The plaintiff relators argued that the underlying action alleged a covered “medical incident” because the preparation of Lenox’s plans of correction, the false statements that formed the basis of the underlying FCA action, involved the furnishing of professional health services. Under the policy, AISLIC agreed to pay on behalf of the insured “all sums which the insured shall become legally obligated to pay as damages because of the injury to which this policy applies caused by a medical incident which occurred during the policy period.” The policy defined a “medical incident” as “any act or omission . . . in the furnishing of professional health services.”

The court rejected plaintiffs’ argument, holding instead that Lenox’s liability under the FCA was premised on the presentation of false claims and records or statements to the government, not the underlying deficiencies in patient care that were used to establish the falsity of Lenox’s claims and representations. Significantly, the underlying complaint did not allege that Lenox prepared the plans in order to provide a professional health care service separate and apart from obtaining the Medicaid and Medicare payments. Instead, the underlying complaint alleged that Lenox submitted the plans of correction solely to keep receiving the fraudulently claimed payments.
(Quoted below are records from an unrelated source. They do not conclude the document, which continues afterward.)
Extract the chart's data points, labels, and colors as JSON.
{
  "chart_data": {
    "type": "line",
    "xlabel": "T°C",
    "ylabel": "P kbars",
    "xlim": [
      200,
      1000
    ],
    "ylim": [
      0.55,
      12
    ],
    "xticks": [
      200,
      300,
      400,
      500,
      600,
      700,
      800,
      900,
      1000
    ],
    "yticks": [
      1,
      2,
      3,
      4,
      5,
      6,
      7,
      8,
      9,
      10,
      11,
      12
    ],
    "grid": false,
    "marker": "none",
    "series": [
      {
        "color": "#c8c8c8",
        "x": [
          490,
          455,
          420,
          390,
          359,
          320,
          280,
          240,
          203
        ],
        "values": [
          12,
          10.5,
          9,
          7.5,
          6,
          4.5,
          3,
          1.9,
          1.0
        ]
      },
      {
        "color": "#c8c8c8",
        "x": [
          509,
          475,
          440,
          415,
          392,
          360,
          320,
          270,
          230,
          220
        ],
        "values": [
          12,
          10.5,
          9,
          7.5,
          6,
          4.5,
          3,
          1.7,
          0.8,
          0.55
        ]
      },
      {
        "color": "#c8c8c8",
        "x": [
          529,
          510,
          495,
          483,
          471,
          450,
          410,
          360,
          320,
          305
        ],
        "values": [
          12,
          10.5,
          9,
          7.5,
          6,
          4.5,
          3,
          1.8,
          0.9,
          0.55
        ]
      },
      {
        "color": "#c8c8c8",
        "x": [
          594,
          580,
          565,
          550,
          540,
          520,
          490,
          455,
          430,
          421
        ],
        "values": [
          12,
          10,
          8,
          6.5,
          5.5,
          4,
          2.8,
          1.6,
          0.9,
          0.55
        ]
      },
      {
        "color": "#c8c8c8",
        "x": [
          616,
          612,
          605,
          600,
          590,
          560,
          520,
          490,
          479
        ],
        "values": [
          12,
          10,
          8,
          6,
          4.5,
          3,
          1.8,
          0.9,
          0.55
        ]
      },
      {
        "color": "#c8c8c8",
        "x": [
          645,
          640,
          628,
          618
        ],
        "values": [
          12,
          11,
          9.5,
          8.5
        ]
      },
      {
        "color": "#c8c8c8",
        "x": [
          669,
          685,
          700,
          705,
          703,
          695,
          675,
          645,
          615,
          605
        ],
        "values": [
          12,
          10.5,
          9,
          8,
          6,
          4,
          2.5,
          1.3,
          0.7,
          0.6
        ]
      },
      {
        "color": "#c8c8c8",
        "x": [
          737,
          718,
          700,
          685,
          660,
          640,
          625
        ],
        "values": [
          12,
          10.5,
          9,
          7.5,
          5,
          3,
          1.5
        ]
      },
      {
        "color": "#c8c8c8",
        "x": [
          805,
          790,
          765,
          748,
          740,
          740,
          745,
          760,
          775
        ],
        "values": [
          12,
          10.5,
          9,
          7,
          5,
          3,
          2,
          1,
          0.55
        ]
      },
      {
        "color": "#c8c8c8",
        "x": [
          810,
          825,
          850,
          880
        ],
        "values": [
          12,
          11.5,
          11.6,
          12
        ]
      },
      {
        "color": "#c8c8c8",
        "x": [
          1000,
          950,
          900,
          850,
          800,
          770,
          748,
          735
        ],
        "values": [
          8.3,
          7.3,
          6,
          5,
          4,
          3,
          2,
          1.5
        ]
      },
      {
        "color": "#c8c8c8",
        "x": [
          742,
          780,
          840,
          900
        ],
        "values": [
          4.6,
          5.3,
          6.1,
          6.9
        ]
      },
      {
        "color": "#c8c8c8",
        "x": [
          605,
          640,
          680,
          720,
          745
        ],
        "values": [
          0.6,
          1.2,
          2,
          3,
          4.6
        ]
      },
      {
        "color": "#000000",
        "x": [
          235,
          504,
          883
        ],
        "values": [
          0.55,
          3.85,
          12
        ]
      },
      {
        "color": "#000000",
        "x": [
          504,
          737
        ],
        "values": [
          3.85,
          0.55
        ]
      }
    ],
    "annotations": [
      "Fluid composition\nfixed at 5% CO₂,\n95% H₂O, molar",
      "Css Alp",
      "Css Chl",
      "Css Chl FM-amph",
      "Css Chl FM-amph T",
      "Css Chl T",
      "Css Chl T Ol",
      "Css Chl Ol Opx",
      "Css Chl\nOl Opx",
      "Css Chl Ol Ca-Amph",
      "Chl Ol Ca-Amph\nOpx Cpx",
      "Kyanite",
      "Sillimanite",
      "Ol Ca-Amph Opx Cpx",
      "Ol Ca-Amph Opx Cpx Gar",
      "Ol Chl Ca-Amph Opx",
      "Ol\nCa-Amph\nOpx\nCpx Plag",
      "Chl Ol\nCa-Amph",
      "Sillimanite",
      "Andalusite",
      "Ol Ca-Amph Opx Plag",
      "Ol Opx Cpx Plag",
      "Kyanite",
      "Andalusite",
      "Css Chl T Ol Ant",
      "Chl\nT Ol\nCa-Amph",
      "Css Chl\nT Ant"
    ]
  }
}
The court refused to require payment by the insurance company to plaintiffs and to order recoupment of attorneys’ fees and costs to plaintiffs from the policy proceeds. The case also suggests that a provider seeking coverage for defense costs in an FCA case may be unable to force its insurer to cover those costs.

The court found that the FCA action did not qualify as a “medical incident,” which requires the furnishing of “professional services” under the AISLIC policy. The court further concluded that there was no claim for which there was potential for coverage under the AISLIC policy.

United States ex rel. California Advocates for Nursing Home Reform v. American Intl Specialty Lines Ins. Co., No. 3:06-cv-03069-JSW (N.D. Cal. November 27, 2007).